Monday, December 27, 2010

Lower Taxes, Less Government in States Gaining Congressional Seats

Like most things, we can’t prove causation. The interesting thing will be to see how these growing states trend in the years to come. Will they become more like their higher tax counterparts?


    An updated study by Americans for Tax Reform compared states gaining and losing Congressional seats in the decennial reapportionment process and found that states gaining seats had significantly lower taxes, less government spending, and were more likely to have “Right to Work” laws in place. Because reapportionment is based on population migration, this is further proof that fiscally conservative public policy spurs economic growth, creates jobs, and attracts population growth.

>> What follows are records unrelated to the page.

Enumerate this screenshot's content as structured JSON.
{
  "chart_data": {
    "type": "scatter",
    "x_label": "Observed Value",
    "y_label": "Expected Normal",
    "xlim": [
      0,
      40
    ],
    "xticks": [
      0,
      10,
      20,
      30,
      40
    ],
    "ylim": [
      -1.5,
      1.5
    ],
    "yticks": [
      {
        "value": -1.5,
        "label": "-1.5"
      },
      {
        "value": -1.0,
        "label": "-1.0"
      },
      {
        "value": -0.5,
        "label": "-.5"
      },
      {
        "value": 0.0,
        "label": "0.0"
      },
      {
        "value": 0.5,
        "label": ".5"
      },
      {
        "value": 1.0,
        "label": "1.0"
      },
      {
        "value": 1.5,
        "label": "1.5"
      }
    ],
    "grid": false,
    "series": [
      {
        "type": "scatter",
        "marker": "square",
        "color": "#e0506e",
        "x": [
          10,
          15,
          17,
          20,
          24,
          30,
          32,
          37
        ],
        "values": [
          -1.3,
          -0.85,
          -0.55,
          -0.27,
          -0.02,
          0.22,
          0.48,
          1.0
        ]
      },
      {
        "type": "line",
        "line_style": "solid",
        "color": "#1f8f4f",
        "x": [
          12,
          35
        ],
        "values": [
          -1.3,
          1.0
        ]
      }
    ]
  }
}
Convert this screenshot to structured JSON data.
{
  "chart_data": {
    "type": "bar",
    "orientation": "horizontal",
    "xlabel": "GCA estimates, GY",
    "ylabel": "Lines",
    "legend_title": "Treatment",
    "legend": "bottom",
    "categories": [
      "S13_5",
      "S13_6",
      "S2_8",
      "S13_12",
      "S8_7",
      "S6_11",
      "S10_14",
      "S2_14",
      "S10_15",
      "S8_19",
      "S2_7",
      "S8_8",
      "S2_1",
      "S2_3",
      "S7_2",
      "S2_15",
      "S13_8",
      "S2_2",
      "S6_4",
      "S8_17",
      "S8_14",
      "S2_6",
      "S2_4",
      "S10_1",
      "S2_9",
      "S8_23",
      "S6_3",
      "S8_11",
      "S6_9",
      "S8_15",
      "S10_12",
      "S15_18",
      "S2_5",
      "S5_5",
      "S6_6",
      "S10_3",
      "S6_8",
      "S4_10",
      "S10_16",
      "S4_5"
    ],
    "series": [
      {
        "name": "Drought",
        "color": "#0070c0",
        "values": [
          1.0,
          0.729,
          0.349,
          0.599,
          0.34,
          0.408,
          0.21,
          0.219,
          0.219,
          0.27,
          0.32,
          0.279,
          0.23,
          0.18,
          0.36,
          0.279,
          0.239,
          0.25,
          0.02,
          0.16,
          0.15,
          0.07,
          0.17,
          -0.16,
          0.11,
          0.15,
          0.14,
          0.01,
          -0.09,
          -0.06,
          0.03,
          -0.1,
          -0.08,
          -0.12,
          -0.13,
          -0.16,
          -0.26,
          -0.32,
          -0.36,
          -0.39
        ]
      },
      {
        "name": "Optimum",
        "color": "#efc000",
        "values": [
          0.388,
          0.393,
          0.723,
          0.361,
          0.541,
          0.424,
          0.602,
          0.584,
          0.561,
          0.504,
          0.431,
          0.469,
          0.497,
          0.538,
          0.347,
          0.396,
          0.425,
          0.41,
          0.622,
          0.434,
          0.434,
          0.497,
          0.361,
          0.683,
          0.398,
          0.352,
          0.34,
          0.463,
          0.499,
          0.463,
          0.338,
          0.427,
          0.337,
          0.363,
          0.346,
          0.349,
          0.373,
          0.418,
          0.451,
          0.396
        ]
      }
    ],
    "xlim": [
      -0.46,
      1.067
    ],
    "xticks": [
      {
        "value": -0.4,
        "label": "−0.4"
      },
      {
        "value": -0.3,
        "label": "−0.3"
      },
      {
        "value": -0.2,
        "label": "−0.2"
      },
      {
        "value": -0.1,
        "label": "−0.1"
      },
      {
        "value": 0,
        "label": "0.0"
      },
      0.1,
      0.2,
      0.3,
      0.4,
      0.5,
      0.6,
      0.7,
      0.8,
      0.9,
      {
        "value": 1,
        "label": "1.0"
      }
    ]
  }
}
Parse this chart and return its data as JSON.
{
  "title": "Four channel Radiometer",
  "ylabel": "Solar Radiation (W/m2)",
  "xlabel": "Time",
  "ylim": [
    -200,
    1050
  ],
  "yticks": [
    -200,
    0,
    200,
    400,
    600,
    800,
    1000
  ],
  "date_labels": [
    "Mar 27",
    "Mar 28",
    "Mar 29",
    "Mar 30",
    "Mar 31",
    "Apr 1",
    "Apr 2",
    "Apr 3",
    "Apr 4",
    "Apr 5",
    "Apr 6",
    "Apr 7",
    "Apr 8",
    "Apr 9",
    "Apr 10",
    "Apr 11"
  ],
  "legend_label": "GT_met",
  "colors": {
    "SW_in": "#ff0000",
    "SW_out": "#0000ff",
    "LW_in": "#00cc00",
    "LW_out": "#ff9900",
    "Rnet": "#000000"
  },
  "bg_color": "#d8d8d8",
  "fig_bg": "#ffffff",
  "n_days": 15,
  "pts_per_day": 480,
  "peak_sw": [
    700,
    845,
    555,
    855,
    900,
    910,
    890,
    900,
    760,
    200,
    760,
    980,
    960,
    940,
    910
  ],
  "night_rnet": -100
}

    The Census Bureau announced today that eight states will gain at least one Congressional seat. Texas will gain four seats and Florida will gain two. Arizona, Georgia, Nevada, South Carolina, Utah and Washington will gain one seat each. The biggest losers will be New York and Ohio – both will lose two seats – while Illinois, Iowa, Louisiana, Massachusetts, Michigan, Missouri, New Jersey, and Pennsylvania will lose one seat each.

    The average top personal income tax rate among gainers is 116 percent lower than among losers. The total state and local tax burden is nearly one-third lower, as is per capita government spending. In eight of ten losers, workers can be forced to join a union as a condition of employment. In 7 of the 8 gainers, workers are given a choice whether to join or contribute financially to a union.